The prospect from the top is rather dreary, and we leave the spot without regret.
Doneraile Court, in whose vast park were laid the scenes of the Faerie Queene, is very different. It is now the property of Lord Castletown.
One more fully appreciates the comfort of a motor-car when forced suddenly as we were last night to take a jaunting-car for a ride of nine miles to Doneraile. That distance would be nothing at all in the former vehicle, but is every inch of nine miles in the latter. It's no easy matter to hold one's seat in these cars. If you happen to have a trotting horse it's not so difficult, but if the beast is inclined to canter, as ours was, the wheels of the car will almost leave the ground with every canter, and chances are that you will desert the car altogether. I came near doing so several times last night, and reached the court in a breathless state, which the horse, with a wicked leer in his eye, seemed to enjoy to the full. Tom, the driver, secure on his perch in front, rode most of the way with his back to the horse, which appeared to know whither we were bound, Tom the while discoursing to me upon the charms of hunting in Ireland and showing me several of the favourite jumping places.
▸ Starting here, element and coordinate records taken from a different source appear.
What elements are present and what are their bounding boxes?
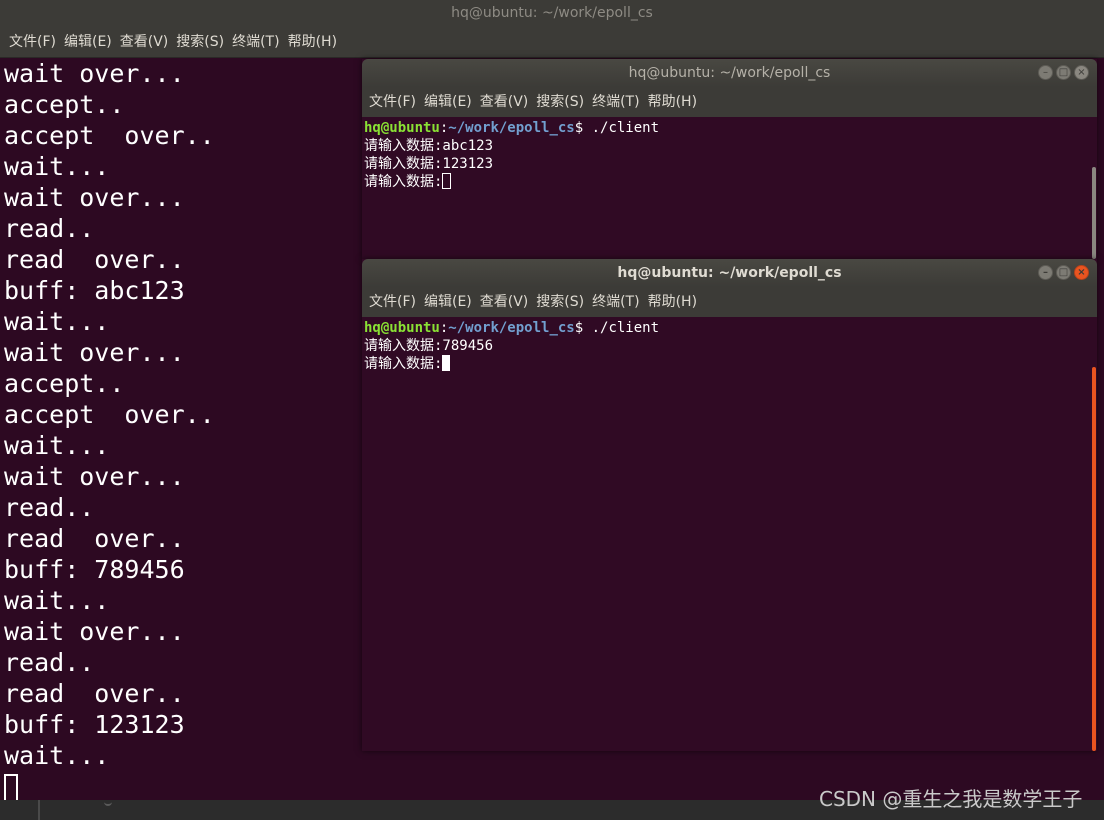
text-cursor bbox=[442, 355, 451, 371]
output-line: 请输入数据:abc123 bbox=[364, 138, 494, 154]
scrollbar[interactable] bbox=[1091, 317, 1097, 751]
output-line: read.. bbox=[4, 493, 95, 522]
menu-file[interactable]: 文件(F) bbox=[365, 287, 420, 317]
menu-terminal[interactable]: 终端(T) bbox=[228, 28, 283, 57]
input-prompt: 请输入数据: bbox=[364, 356, 443, 372]
output-line: 请输入数据:123123 bbox=[364, 156, 494, 172]
menu-terminal[interactable]: 终端(T) bbox=[588, 87, 643, 117]
desktop: hq@ubuntu: ~/work/epoll_cs 文件(F) 编辑(E) 查看(… bbox=[0, 0, 1104, 820]
window-controls: – □ × bbox=[1035, 265, 1089, 281]
divider bbox=[104, 800, 112, 806]
client-terminal-window-2[interactable]: hq@ubuntu: ~/work/epoll_cs – □ × 文件(F) 编辑(E… bbox=[362, 259, 1097, 751]
prompt-symbol: $ bbox=[574, 120, 592, 136]
watermark: CSDN @重生之我是数学王子 bbox=[819, 787, 1083, 811]
output-line: wait... bbox=[4, 307, 110, 336]
menu-view[interactable]: 查看(V) bbox=[476, 87, 533, 117]
output-line: wait over... bbox=[4, 183, 185, 212]
menu-edit[interactable]: 编辑(E) bbox=[420, 87, 476, 117]
text-cursor bbox=[4, 774, 18, 802]
menu-search[interactable]: 搜索(S) bbox=[532, 287, 588, 317]
client-terminal-2-titlebar[interactable]: hq@ubuntu: ~/work/epoll_cs – □ × bbox=[362, 259, 1097, 287]
menu-help[interactable]: 帮助(H) bbox=[644, 287, 701, 317]
window-title: hq@ubuntu: ~/work/epoll_cs bbox=[628, 65, 831, 81]
output-line: wait over... bbox=[4, 338, 185, 367]
output-line: read over.. bbox=[4, 524, 185, 553]
output-line: read.. bbox=[4, 214, 95, 243]
scrollbar-thumb[interactable] bbox=[1092, 167, 1096, 259]
minimize-button[interactable]: – bbox=[1038, 265, 1053, 280]
prompt-user: hq@ubuntu bbox=[364, 120, 440, 136]
output-line: wait over... bbox=[4, 462, 185, 491]
output-line: 请输入数据:789456 bbox=[364, 338, 494, 354]
menu-terminal[interactable]: 终端(T) bbox=[588, 287, 643, 317]
client-terminal-window-1[interactable]: hq@ubuntu: ~/work/epoll_cs – □ × 文件(F) 编辑(E… bbox=[362, 59, 1097, 259]
output-line: wait... bbox=[4, 741, 110, 770]
menu-edit[interactable]: 编辑(E) bbox=[420, 287, 476, 317]
menu-search[interactable]: 搜索(S) bbox=[172, 28, 228, 57]
output-line: accept.. bbox=[4, 90, 125, 119]
close-button[interactable]: × bbox=[1074, 265, 1089, 280]
output-line: buff: abc123 bbox=[4, 276, 185, 305]
menu-help[interactable]: 帮助(H) bbox=[284, 28, 341, 57]
minimize-icon: – bbox=[1043, 267, 1048, 278]
server-terminal-titlebar[interactable]: hq@ubuntu: ~/work/epoll_cs bbox=[0, 0, 1104, 28]
client-terminal-1-menubar: 文件(F) 编辑(E) 查看(V) 搜索(S) 终端(T) 帮助(H) bbox=[362, 87, 1097, 117]
command-text: ./client bbox=[591, 120, 660, 136]
maximize-button[interactable]: □ bbox=[1056, 265, 1071, 280]
client-terminal-1-output[interactable]: hq@ubuntu:~/work/epoll_cs$ ./client 请输入数… bbox=[364, 119, 1084, 191]
prompt-symbol: $ bbox=[574, 320, 592, 336]
output-line: read over.. bbox=[4, 679, 185, 708]
minimize-icon: – bbox=[1043, 67, 1048, 78]
output-line: read over.. bbox=[4, 245, 185, 274]
output-line: read.. bbox=[4, 648, 95, 677]
maximize-button[interactable]: □ bbox=[1056, 65, 1071, 80]
output-line: accept over.. bbox=[4, 121, 215, 150]
menu-file[interactable]: 文件(F) bbox=[365, 87, 420, 117]
output-line: wait over... bbox=[4, 617, 185, 646]
maximize-icon: □ bbox=[1058, 67, 1069, 78]
prompt-path: ~/work/epoll_cs bbox=[448, 320, 575, 336]
output-line: accept.. bbox=[4, 369, 125, 398]
close-button[interactable]: × bbox=[1074, 65, 1089, 80]
window-title: hq@ubuntu: ~/work/epoll_cs bbox=[451, 5, 653, 21]
command-text: ./client bbox=[591, 320, 660, 336]
minimize-button[interactable]: – bbox=[1038, 65, 1053, 80]
client-terminal-1-titlebar[interactable]: hq@ubuntu: ~/work/epoll_cs – □ × bbox=[362, 59, 1097, 87]
output-line: wait... bbox=[4, 152, 110, 181]
menu-view[interactable]: 查看(V) bbox=[116, 28, 173, 57]
client-terminal-2-output[interactable]: hq@ubuntu:~/work/epoll_cs$ ./client 请输入数… bbox=[364, 319, 1084, 373]
close-icon: × bbox=[1077, 67, 1086, 78]
client-terminal-2-menubar: 文件(F) 编辑(E) 查看(V) 搜索(S) 终端(T) 帮助(H) bbox=[362, 287, 1097, 317]
menu-search[interactable]: 搜索(S) bbox=[532, 87, 588, 117]
output-line: wait... bbox=[4, 431, 110, 460]
server-terminal-menubar: 文件(F) 编辑(E) 查看(V) 搜索(S) 终端(T) 帮助(H) bbox=[0, 28, 1104, 58]
output-line: buff: 789456 bbox=[4, 555, 185, 584]
menu-edit[interactable]: 编辑(E) bbox=[60, 28, 116, 57]
menu-help[interactable]: 帮助(H) bbox=[644, 87, 701, 117]
prompt-line: hq@ubuntu:~/work/epoll_cs$ ./client bbox=[364, 319, 1084, 337]
window-title: hq@ubuntu: ~/work/epoll_cs bbox=[617, 265, 842, 281]
prompt-user: hq@ubuntu bbox=[364, 320, 440, 336]
prompt-path: ~/work/epoll_cs bbox=[448, 120, 575, 136]
prompt-line: hq@ubuntu:~/work/epoll_cs$ ./client bbox=[364, 119, 1084, 137]
text-cursor bbox=[442, 173, 452, 189]
scrollbar-thumb[interactable] bbox=[1092, 367, 1096, 751]
input-prompt: 请输入数据: bbox=[364, 174, 443, 190]
input-line: 请输入数据: bbox=[364, 355, 1084, 373]
output-line: buff: 123123 bbox=[4, 710, 185, 739]
window-controls: – □ × bbox=[1035, 65, 1089, 81]
menu-file[interactable]: 文件(F) bbox=[5, 28, 60, 57]
close-icon: × bbox=[1077, 267, 1086, 278]
input-line: 请输入数据: bbox=[364, 173, 1084, 191]
output-line: wait over... bbox=[4, 59, 185, 88]
divider bbox=[38, 800, 40, 820]
output-line: wait... bbox=[4, 586, 110, 615]
server-terminal-output[interactable]: wait over... accept.. accept over.. wait… bbox=[4, 58, 356, 818]
scrollbar[interactable] bbox=[1091, 117, 1097, 259]
menu-view[interactable]: 查看(V) bbox=[476, 287, 533, 317]
output-line: accept over.. bbox=[4, 400, 215, 429]
maximize-icon: □ bbox=[1058, 267, 1069, 278]
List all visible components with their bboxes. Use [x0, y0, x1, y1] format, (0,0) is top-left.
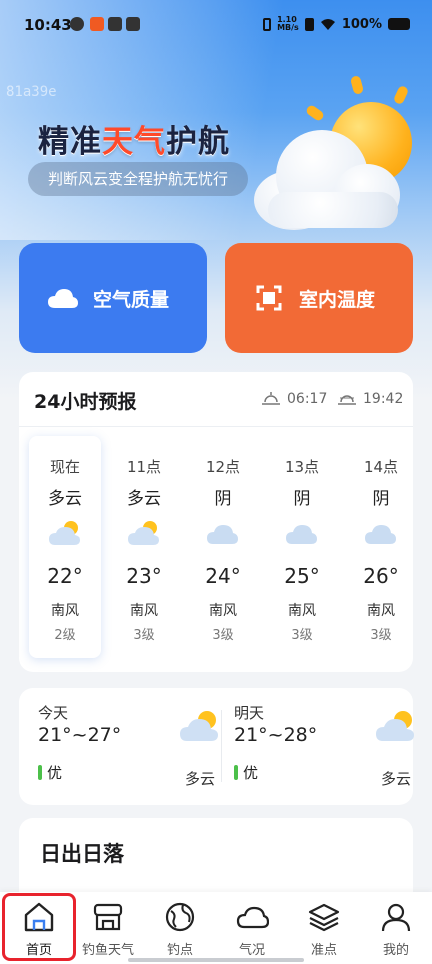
divider [19, 426, 413, 427]
divider [221, 710, 222, 782]
overcast-icon [207, 525, 238, 544]
sunset-time: 19:42 [337, 391, 403, 407]
watermark: 81a39e [6, 84, 57, 100]
hourly-forecast-card: 24小时预报 06:17 19:42 现在 多云 22° 南风 2级 11点 多… [19, 372, 413, 672]
battery-icon [388, 18, 410, 30]
sunrise-icon [262, 392, 280, 405]
partly-cloudy-icon [376, 711, 414, 741]
indoor-temperature-button[interactable]: 室内温度 [225, 243, 413, 353]
wifi-icon [320, 18, 335, 30]
hour-forecast-12[interactable]: 12点 阴 24° 南风 3级 [187, 436, 259, 658]
tomorrow-summary[interactable]: 明天 21°~28° 优 多云 [234, 702, 424, 792]
daily-summary-card: 今天 21°~27° 优 多云 明天 21°~28° 优 多云 [19, 688, 414, 805]
hourly-forecast-title: 24小时预报 [34, 391, 137, 413]
hour-forecast-11[interactable]: 11点 多云 23° 南风 3级 [108, 436, 180, 658]
layers-icon [308, 903, 340, 932]
air-quality-button[interactable]: 空气质量 [19, 243, 207, 353]
overcast-icon [286, 525, 317, 544]
today-summary[interactable]: 今天 21°~27° 优 多云 [38, 702, 228, 792]
status-right: 1.10 MB/s 100% [263, 16, 410, 32]
home-indicator[interactable] [128, 958, 304, 962]
sun-cloud-illustration [248, 74, 418, 234]
hero-slogan: 精准天气护航 [38, 124, 230, 160]
network-speed: 1.10 MB/s [277, 15, 299, 32]
sim-icon [304, 17, 314, 31]
sunrise-time: 06:17 [261, 391, 327, 407]
app-notification-icon [90, 17, 104, 31]
cloud-icon [236, 906, 269, 929]
sunrise-sunset-title: 日出日落 [40, 842, 124, 866]
partly-cloudy-icon [128, 521, 159, 545]
hero-subtitle: 判断风云变全程护航无忧行 [28, 162, 249, 196]
cloud-icon [47, 284, 79, 312]
check-icon [70, 17, 84, 31]
globe-icon [165, 902, 195, 932]
air-quality-label: 空气质量 [93, 288, 170, 311]
nav-accurate[interactable]: 准点 [288, 892, 360, 964]
partly-cloudy-icon [49, 521, 80, 545]
partly-cloudy-icon [180, 711, 218, 741]
hour-forecast-13[interactable]: 13点 阴 25° 南风 3级 [266, 436, 338, 658]
store-notification-icon [108, 17, 122, 31]
overcast-icon [365, 525, 396, 544]
status-time: 10:43 [24, 16, 72, 34]
user-icon [381, 903, 411, 932]
nav-home-highlight [2, 893, 76, 961]
nav-fishing-weather[interactable]: 钓鱼天气 [72, 892, 144, 964]
vibrate-icon [263, 17, 272, 31]
scan-frame-icon [253, 284, 285, 312]
hour-forecast-14[interactable]: 14点 阴 26° 南风 3级 [345, 436, 417, 658]
nav-conditions[interactable]: 气况 [216, 892, 288, 964]
nav-profile[interactable]: 我的 [360, 892, 432, 964]
status-bar: 10:43 1.10 MB/s 100% [0, 0, 432, 50]
battery-text: 100% [341, 16, 382, 32]
store-icon [93, 903, 123, 931]
sunset-icon [338, 395, 356, 405]
hour-forecast-now[interactable]: 现在 多云 22° 南风 2级 [29, 436, 101, 658]
indoor-temperature-label: 室内温度 [299, 288, 376, 311]
aqi-badge: 优 [38, 762, 62, 783]
aqi-badge: 优 [234, 762, 258, 783]
message-icon [126, 17, 140, 31]
nav-fishing-spots[interactable]: 钓点 [144, 892, 216, 964]
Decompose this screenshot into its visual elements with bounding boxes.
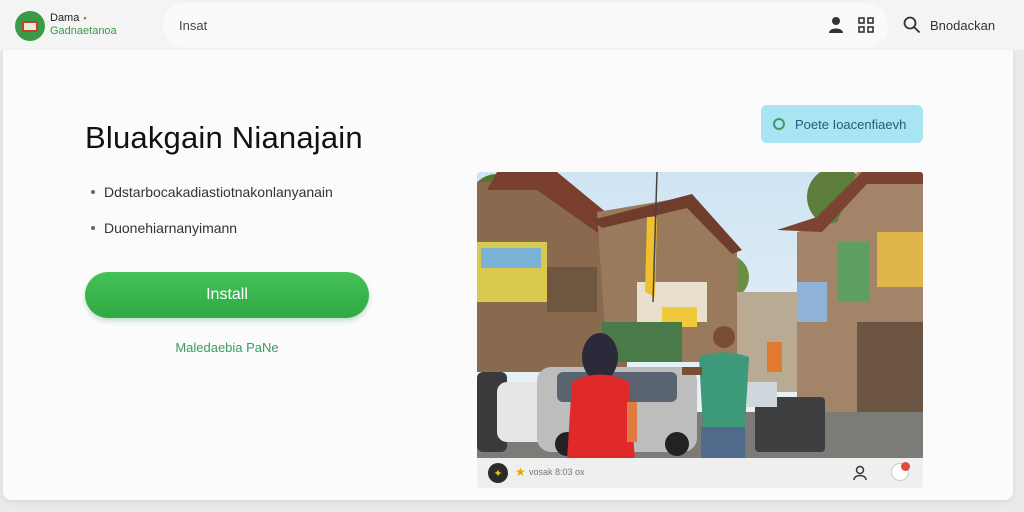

I did not enthuse; though I have ridden all my life and hunted some, still a jump composed of a stone wall, a hedge, and a deep drop on the far side did not commend itself to me, especially as a man had "broken his neck there but lately." One can scarcely understand such clumsiness on his part as the drop was quite sufficient for horse and rider to turn a complete summersault, and still come out right side up. However, I shall not try the trick, but that I would hesitate for an instant, for such a reason, to join in the national sport stamps me as unsportsmanlike—as one who will not buy a horse, and that settles my position, in Ireland.
We approached Doneraile Court through the village of that name, which clusters close under its park walls. Doneraile is quite the place in this section, and we find it a stately mansion presiding over one of the most beautifully wooded parks in Great Britain.
These houses in Ireland, mostly all dating from the Restoration, are commodious and ofttimes stately structures, and have a beauty all their own and very different from anything in England, hence one cannot compare them. This estate somewhat antedates that period as it was purchased from Spenser's son by William St. Ledger, President of Munster in Charles I.'s reign, and the town gives the title to the family.
Doneraile presents a lofty and attractive front to the park and the attraction abides as one enters the spacious halls filled with the trophies of the chase and with quaint arms gathered from all over the world. In the distance a stately staircase mounts to the upper floors and on the left is a suite of handsome withdrawing-rooms and a library, while the dining-room holds on its walls many interesting family portraits, one of which quite diverts my attention from the conversation during dinner. It is that of Mrs. Aldworth, and shows a very strong, determined countenance. The finger on that book indicates that you will believe what she tells you or she will know the reason.